Over at fivethirtyeight, Ed Kilgore pooh-poohs the notion that Rand Paul’s expected victory in today’s Republican U.S. Senate primary in Kentucky represents an anti-incumbent, insurgent mood among voters:
Kentucky has a closed primary system with a very early cutoff date for registration changes, so independents are quite literally not going to be a factor in Paul’s win or in the Democratic results, for that matter. Furthermore, there’s no incumbent in the race, and the actual incumbent, Jim Bunning, has endorsed Paul. . . Paul’s status as the candidate of “movement conservative” Republicans rather than tea-party independents or self-conscious libertarians, is buttressed by the endorsements he received from Sarah Palin, Jim DeMint and (in a reversal of an earlier Grayson endorsement) James Dobson.

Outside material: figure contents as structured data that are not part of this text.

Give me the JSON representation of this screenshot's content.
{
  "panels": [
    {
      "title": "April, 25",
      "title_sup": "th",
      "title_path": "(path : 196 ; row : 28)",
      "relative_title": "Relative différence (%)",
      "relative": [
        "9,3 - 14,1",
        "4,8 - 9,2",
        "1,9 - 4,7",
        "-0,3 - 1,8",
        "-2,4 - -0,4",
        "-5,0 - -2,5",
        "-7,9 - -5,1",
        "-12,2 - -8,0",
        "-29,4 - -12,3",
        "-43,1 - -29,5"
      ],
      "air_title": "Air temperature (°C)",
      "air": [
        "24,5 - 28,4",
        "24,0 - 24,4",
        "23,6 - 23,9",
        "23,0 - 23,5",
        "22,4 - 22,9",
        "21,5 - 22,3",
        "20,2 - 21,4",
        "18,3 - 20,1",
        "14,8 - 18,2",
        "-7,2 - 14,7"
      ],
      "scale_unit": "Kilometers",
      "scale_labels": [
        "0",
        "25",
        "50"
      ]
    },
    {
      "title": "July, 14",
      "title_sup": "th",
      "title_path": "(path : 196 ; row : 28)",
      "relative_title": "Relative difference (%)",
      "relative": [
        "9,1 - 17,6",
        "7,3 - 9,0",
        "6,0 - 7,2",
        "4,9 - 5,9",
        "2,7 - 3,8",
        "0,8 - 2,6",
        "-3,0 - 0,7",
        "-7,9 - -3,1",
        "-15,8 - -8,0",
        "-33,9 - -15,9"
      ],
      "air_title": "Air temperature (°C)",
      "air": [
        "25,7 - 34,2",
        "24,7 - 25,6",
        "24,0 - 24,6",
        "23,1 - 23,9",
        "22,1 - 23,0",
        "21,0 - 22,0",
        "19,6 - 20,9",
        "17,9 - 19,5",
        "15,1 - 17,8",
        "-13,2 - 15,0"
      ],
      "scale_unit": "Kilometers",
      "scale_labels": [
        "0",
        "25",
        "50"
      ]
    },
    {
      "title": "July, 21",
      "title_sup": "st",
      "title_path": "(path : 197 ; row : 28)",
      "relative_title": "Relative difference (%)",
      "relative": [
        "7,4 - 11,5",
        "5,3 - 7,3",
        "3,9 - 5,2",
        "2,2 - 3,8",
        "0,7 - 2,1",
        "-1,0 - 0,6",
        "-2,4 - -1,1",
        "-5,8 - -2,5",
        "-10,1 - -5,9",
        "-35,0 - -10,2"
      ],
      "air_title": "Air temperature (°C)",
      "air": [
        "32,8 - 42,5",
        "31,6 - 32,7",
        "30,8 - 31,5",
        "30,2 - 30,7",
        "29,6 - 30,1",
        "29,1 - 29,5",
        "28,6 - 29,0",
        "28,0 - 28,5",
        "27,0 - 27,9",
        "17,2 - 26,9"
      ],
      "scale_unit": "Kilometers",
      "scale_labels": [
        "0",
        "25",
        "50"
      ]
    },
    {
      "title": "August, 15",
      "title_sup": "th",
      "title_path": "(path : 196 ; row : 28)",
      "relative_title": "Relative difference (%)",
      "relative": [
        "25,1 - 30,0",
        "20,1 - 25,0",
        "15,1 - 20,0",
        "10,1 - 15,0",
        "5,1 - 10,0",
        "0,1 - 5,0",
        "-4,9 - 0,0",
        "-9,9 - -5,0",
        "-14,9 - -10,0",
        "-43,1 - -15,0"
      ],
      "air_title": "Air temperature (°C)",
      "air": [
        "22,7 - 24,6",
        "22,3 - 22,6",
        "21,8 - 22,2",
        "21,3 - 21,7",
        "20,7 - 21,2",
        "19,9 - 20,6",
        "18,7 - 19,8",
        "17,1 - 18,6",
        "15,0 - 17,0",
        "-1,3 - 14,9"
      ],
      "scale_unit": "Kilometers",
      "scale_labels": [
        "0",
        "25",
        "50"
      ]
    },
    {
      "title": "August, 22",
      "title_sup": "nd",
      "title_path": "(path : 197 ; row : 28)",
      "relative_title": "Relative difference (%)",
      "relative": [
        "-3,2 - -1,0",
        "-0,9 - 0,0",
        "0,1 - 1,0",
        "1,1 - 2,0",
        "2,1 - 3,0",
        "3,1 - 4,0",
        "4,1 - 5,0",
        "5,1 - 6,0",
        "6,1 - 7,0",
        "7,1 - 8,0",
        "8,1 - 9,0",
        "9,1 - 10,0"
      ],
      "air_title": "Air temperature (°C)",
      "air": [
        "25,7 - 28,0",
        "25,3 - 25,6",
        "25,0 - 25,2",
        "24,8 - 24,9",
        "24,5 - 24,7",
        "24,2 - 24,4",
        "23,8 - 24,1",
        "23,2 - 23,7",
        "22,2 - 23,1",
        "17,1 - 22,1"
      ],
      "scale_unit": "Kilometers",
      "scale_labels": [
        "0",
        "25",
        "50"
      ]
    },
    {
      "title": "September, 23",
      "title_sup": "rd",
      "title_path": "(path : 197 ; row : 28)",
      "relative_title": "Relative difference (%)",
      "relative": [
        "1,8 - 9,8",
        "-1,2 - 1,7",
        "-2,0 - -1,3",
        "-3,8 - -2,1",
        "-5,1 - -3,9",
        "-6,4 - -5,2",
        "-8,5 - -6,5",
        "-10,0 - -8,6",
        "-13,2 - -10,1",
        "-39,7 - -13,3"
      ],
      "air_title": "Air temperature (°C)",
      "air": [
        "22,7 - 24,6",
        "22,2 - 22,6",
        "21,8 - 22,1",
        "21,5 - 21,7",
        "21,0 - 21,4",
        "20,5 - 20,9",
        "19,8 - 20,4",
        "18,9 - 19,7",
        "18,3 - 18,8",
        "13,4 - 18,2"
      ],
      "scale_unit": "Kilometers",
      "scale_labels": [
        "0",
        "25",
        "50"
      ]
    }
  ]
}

What this analysis ignores is two facts. First, the polls show Paul with a lead outside the margin of error against both Democratic candidates, so his popularity is not just evidence of partisan polarization. Second, the endorsements from establishment figures have come very late in the game, after Paul had already built up his polling lead. Going back to December, Paul’s lead over Grayson has always been in the double digits.
It’s true that Paul has won over movement conservatives, including Internet activists like RedState.com, but his message has been about as libertarian as any Kentucky politician could ever afford to be: opposing the stimulus, opposing TARP, opposing Obamacare, and supporting reductions in spending to eliminate the deficit, while making noises about “strong national defense,” saying the Iraq War was a mistake, and arguing for a “more local approach to drugs.”
The fact that Paul’s message is popular does not mean that it’s not anti-establishment.